Starz closed Q3 with a wider loss, weaker revenue, and a sharper drag from linear. The company is leaning harder into OTT growth, content ownership, and cost discipline, but the gap between digital gains and linear erosion remains the central pressure point on its financials.
Linear Drops Hit Harder Than OTT Can Offset
Starz posted a net loss of 52.6 million, significantly higher than the 30.6 million loss a year ago. Revenue fell 8% to 320.9 million, narrowly missing expectations. Operating loss rose to 34.8 million.
U.S. subscribers declined by 130,000 to 17.5 million. Linear accounted for the entire drop, down 240,000 to 5.17 million. OTT remained the bright spot, adding 110,000 U.S. subs to reach 12.3 million and driving engagement to a twelve-month high, fueled by Outlander: Blood of My Blood and Ballerina.
North America ended at 19.2 million total subs. Canada rebounded after a carriage dispute was resolved, growing by 250,000 to 1.74 million. OTT in Canada remained flat at 68,000. Starz will stop reporting Canadian subscriber numbers beginning next quarter.
OTT revenue fell to 222.8 million from 232.2 million last year. Linear and other revenue fell to 98.1 million from 114.7 million. The shift toward digital continues, but total revenue continues to contract.
Canada Restructuring Signals a More Streamlined International Strategy
Starz is moving its Canadian business from a joint venture to a licensing agreement with Bell. Bell will operate the service while Starz collects international licensing revenue. The move reduces operational complexity and aligns with Starz’s broader plan to exit direct international operations while strengthening the economics of owned content.
Ending Canadian subscriber disclosures underscores a strategic shift toward revenue quality over geographic reporting.
Content Ownership and Spend Reduction Aim at Margin Expansion
The company expects cash content spend to fall to just under 700 million in 2026 and settle between 600 and 650 million thereafter. Starz is increasing its ownership stake in its slate, opening multiple writers rooms, and advancing production of Fightland, its first owned original. A co-commission partner is expected to bolster economics through reduced episode costs and expanding international rights.
The company reiterated expectations of roughly 200 million in adjusted operating income for 2025 and continues to target 20% margins by late 2028.
Consolidation as a Path to Scale
Starz is positioning itself to take advantage of increased media consolidation. With about 70% of its revenue already coming from digital, the company argues it can convert linear-heavy networks into streaming assets using its tech stack and audience expertise. Leadership stressed that any deal must align with its core demos and fit within its leverage targets.
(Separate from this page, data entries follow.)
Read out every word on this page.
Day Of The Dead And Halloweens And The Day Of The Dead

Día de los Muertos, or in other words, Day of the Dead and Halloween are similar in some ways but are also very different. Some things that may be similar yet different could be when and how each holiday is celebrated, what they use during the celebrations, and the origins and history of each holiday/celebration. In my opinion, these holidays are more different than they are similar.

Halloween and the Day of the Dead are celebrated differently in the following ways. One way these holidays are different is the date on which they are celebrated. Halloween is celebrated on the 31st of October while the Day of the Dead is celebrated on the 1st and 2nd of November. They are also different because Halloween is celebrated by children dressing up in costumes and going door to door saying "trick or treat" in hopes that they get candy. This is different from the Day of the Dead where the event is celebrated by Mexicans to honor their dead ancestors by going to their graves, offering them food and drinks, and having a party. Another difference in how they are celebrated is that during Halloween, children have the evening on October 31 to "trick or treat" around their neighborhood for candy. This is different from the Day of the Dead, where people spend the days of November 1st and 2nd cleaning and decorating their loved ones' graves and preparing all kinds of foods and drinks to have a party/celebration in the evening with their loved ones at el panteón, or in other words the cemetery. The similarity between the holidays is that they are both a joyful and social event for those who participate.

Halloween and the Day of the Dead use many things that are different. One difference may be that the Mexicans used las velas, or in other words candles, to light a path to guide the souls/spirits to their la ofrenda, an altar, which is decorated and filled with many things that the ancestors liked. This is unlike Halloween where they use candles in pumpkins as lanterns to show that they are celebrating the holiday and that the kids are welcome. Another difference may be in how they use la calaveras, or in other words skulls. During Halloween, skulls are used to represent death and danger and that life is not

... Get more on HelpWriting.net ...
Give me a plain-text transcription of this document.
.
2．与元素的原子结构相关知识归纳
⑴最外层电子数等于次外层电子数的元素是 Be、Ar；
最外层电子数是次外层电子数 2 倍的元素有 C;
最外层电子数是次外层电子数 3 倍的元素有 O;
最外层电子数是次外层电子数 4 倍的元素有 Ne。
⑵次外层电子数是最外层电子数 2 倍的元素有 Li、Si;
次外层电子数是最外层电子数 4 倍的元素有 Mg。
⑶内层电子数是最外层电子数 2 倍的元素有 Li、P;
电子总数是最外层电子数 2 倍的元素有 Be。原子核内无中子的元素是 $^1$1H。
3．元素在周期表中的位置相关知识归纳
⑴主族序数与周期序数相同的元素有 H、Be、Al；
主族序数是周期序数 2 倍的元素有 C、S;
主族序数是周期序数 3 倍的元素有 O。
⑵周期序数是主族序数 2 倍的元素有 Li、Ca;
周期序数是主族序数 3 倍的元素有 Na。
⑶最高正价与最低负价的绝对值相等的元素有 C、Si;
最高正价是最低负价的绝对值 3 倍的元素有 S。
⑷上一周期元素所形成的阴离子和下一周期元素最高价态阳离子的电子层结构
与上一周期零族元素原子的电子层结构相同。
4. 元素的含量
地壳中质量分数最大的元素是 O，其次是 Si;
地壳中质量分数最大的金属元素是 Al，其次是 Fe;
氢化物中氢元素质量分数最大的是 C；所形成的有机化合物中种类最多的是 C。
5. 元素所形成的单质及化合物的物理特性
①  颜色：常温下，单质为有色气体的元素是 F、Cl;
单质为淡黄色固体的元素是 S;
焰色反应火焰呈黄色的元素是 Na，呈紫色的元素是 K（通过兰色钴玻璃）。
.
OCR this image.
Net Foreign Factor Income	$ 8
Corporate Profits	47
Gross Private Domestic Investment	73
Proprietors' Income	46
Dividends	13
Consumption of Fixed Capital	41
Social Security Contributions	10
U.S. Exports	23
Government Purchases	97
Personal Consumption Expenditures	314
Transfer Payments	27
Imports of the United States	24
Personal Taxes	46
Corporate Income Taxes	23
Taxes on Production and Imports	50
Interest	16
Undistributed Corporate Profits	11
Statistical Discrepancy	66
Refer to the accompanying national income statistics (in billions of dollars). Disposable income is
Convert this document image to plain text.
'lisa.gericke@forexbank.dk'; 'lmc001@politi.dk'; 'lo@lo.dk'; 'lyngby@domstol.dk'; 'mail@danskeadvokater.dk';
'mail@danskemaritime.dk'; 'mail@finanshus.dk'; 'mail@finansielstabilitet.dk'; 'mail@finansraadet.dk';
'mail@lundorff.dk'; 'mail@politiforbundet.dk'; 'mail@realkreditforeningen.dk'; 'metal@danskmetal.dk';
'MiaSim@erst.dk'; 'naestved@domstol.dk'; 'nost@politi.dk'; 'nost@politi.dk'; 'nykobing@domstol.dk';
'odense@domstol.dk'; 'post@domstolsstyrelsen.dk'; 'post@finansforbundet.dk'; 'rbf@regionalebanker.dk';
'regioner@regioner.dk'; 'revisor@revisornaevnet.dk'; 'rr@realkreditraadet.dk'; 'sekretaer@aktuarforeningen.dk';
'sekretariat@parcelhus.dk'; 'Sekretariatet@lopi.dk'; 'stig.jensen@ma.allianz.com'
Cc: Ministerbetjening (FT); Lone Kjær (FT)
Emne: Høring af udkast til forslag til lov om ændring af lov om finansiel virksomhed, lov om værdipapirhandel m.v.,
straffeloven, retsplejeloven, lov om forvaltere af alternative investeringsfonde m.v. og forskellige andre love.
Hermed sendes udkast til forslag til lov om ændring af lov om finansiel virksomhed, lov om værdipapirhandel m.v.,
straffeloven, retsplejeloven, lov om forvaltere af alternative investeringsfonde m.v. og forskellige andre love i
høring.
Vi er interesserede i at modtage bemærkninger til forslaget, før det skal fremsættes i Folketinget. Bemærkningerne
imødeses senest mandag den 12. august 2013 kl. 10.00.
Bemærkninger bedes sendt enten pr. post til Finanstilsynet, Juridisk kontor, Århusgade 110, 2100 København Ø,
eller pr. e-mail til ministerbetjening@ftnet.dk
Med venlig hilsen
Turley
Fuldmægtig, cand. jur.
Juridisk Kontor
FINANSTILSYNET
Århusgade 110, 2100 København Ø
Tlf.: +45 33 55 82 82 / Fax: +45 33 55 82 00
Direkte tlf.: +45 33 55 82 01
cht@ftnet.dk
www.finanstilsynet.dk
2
Starz ended Q3 with $588.1 million in net debt and leverage of 3.4x adjusted OIBDA. The long-term target is 2.6 times, limiting the scope of potential acquisitions but not eliminating opportunities that can be integrated without adding substantial debt.
The Streaming Wars Take
Starz is making deliberate structural moves while still absorbing the impact of linear decline. The core digital metrics are improving, but not at a pace that offsets revenue and margin pressure. The next phase of execution will require tighter monetization of OTT subs, continued cost discipline, and rapid progress on content ownership.
Its approach in Canada and its emphasis on licensing over international operations suggest a cleaner, more margin-oriented business model. The push for selective M&A reflects a desire to add scale without stretching leverage, but the room for error remains limited.
The company’s ability to stabilize revenue while executing on a lower-cost, ownership-driven content pipeline will determine whether these strategic shifts translate to the margin profile it is targeting by 2028.